Trio é condenado por espancar idosa até a morte no bairro São Francisco

Decisão da Justiça sai um ano depois do crime que vitimou a artista plástica Irene Rolek, 87 anos

O Ministério Público foi comunicado nesta quarta-feira (17) que os três réus acusados de assassinar a artista plástica Irene Rolek, 87 anos, foram condenados pelo crime de latrocínio (morte para fins de roubo). A decisão, assinada pela juíza Fabiane Pieruccini em 4 de junho, ainda não foi oficialmente informada aos advogados do trio.

Irene e a irmã, Sophia Rolek, 86 anos, foram espancadas por três rapazes na madrugada do dia 6 de agosto. Eles tentavam roubar a casa das idosas, localizada na Rua Ermelino de Leão, porém despencaram do forro. Passaram então a bater nas duas, que acordaram assustadas. Sophia foi levada em estado grave ao hospital, mas se recuperou e passa bem. Irene, que era artista plástica, não resistiu aos ferimentos.

Além dos três, Cláudio Marques dos Santos, que também foi condenado, estaria diante da casa com um carro que seria usado na fuga. Cláudio, no entanto, saiu antes do combinado e os três teriam pego um táxi. O crime teria sido planejado por ele.

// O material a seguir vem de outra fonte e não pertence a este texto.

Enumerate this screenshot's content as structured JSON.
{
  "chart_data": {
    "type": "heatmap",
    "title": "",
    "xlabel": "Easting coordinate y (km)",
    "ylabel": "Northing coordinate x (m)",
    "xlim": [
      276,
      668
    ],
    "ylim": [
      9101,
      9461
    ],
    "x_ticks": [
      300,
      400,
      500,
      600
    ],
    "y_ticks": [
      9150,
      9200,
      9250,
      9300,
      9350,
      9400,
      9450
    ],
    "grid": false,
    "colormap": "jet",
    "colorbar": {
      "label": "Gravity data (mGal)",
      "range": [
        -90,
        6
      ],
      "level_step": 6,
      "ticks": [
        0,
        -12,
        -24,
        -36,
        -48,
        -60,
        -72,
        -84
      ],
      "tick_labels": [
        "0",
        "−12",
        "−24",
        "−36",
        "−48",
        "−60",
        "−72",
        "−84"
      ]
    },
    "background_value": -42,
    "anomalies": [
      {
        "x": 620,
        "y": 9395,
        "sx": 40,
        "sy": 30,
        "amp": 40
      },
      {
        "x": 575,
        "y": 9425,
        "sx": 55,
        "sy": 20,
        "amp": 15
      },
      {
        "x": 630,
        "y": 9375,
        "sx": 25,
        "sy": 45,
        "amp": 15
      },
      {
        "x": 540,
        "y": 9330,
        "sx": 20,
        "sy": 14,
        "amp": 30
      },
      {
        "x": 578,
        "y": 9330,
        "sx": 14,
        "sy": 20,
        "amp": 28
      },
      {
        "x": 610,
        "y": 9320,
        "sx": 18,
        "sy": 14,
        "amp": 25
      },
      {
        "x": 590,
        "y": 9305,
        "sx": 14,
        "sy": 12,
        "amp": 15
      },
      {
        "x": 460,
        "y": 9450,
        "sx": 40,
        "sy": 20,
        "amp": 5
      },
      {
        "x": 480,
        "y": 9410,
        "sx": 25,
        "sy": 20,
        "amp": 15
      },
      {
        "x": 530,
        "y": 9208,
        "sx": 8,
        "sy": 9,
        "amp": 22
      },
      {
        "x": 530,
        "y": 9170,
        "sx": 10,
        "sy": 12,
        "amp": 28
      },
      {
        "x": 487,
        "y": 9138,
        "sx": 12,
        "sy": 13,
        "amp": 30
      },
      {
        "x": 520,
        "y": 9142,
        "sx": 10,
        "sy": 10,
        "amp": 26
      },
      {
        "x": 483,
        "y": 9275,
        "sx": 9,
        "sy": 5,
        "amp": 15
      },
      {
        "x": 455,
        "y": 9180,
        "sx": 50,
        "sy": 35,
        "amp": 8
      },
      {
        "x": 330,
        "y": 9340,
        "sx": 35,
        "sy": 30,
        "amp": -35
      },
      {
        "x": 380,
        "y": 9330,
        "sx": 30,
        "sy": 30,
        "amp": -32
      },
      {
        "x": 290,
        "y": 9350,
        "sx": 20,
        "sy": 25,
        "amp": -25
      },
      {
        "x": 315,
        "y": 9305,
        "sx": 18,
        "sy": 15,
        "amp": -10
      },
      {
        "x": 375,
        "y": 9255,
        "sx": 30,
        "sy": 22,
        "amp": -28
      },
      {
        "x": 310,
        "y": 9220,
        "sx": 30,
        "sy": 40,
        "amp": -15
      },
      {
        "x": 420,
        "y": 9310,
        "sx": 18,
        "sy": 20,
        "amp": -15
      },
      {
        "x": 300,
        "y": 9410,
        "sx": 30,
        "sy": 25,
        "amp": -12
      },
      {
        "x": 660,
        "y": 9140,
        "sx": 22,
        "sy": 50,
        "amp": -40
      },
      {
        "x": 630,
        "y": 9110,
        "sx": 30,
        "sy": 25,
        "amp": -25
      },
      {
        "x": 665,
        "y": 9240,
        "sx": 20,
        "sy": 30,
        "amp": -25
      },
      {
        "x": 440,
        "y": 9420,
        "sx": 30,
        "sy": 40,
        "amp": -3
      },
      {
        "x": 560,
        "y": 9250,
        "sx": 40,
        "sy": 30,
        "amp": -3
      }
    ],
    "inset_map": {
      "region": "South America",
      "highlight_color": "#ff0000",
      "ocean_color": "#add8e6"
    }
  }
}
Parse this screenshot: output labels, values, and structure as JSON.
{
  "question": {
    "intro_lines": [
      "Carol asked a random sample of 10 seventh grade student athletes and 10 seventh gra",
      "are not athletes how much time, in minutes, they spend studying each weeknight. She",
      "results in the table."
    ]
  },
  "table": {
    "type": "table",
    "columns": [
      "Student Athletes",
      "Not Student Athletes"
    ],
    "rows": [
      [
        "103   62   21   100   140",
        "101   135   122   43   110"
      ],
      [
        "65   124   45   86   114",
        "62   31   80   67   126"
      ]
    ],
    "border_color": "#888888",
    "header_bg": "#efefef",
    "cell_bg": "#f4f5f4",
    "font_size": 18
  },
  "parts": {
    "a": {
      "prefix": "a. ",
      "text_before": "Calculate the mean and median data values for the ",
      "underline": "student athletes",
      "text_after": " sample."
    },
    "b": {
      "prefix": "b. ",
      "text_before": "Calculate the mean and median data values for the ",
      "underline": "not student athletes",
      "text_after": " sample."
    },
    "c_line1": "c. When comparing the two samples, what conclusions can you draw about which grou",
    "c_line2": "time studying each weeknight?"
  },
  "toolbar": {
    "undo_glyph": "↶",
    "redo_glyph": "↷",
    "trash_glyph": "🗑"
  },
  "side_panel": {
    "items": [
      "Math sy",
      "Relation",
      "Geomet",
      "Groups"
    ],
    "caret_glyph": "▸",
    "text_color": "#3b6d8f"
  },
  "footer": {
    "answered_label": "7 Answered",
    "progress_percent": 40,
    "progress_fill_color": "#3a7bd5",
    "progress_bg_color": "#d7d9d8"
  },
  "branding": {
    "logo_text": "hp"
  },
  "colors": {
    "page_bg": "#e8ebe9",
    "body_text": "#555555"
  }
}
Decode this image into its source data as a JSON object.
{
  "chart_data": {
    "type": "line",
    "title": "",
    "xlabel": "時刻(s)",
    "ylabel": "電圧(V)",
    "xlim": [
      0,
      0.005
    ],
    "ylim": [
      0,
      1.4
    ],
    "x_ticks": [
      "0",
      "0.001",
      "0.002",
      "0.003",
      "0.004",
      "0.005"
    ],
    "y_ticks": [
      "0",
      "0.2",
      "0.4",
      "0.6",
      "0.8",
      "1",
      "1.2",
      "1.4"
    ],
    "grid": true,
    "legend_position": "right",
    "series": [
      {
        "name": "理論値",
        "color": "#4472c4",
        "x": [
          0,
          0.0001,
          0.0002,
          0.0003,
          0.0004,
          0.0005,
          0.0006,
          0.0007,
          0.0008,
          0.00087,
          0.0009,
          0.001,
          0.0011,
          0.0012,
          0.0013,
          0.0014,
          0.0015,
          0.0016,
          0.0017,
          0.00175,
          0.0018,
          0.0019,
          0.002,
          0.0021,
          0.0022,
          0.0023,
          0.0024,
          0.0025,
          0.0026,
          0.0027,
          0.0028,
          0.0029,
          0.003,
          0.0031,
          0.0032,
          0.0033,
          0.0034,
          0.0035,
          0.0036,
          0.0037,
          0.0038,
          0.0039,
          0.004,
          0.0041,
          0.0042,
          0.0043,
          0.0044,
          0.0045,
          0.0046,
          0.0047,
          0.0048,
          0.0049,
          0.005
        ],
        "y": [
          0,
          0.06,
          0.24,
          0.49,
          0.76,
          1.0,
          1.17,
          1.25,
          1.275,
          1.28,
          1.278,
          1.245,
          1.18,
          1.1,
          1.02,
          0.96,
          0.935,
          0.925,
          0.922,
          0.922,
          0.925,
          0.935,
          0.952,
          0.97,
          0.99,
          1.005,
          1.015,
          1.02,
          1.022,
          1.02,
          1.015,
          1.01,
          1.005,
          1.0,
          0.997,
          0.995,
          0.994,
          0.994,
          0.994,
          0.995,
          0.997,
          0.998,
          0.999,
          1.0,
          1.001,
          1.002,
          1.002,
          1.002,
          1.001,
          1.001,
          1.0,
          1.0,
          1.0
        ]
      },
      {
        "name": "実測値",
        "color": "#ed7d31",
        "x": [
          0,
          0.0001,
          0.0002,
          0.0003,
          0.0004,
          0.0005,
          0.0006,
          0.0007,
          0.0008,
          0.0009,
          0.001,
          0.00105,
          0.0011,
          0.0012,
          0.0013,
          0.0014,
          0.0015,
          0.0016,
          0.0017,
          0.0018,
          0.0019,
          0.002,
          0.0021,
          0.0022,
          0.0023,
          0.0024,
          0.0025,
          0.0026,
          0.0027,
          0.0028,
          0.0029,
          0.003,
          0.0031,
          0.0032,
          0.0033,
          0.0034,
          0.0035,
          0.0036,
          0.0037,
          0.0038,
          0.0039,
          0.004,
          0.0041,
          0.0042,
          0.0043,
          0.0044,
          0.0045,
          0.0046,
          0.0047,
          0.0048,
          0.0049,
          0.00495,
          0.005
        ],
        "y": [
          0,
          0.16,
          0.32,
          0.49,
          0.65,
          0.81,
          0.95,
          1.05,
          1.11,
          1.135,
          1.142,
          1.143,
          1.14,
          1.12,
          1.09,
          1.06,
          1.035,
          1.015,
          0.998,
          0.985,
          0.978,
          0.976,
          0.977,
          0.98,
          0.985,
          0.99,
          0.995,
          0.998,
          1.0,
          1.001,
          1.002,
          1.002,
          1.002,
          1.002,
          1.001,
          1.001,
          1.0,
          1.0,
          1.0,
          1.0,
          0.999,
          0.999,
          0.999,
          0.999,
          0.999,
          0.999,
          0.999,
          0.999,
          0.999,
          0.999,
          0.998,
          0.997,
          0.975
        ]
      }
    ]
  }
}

Seis dias depois, a polícia prendeu Alison Henrique Cordeiro, João Maria Alves Filho, ambos de 18 anos na época, e apreendeu o adolescente. Eles trabalhavam a mando de Cláudio em pequenos consertos na casa das idosas e confirmaram que eram bem recebidos pelas irmãs. Segundo Cordeiro disse no dia em que foi preso, as idosas não só pagavam preços elevados pelo serviço, como também serviam bolacha e café durante a tarde. As idosas pagavam os serviços em dinheiro, o que "chamou a atenção" dos criminosos, como confessou Cordeiro. Cláudio cobrou R$ 5 mil para o conserto de uma torneira e R$ 3,2 mil para a troca de uma caixa de correspondência.

Um ano depois do crime, a 14ª Vara Criminal de Curitiba condenou os maiores de idade suspeitos, que seguem presos (veja quadro com cada uma das sentenças). O adolescente que também teria participado do crime está internado em uma unidade de atendimento socioeducativo desde então.

"Não há reparos na decisão da Justiça", disse o promotor Sylvio Roberto Kulhmann. Para ele, os suspeitos foram "muito cruéis".

Cabe recurso na decisão. A defesa dos acusados terá cinco dias depois da publicação no Diário Oficial da Justiça do resultado do julgamento.

Outro lado

O advogado Ronald Brandalize, que representa Cláudio, disse que ainda não recebeu a intimação com a decisão e, por isso, não comentaria o caso. "Não sei ainda o teor desse julgamento", afirmou.

Os outros dois acusados foram representados pelo Núcleo de Práticas Jurídicas da Unicuritiba, que trabalhou como defensor dativo no caso. O professor Roosevelt Arraes, que trabalhou no caso, também relatou não ter sido comunicado da decisão, mas adiantou que deve recorrer. "É um direito dele e faremos o possível para representá-los", disse Arraes.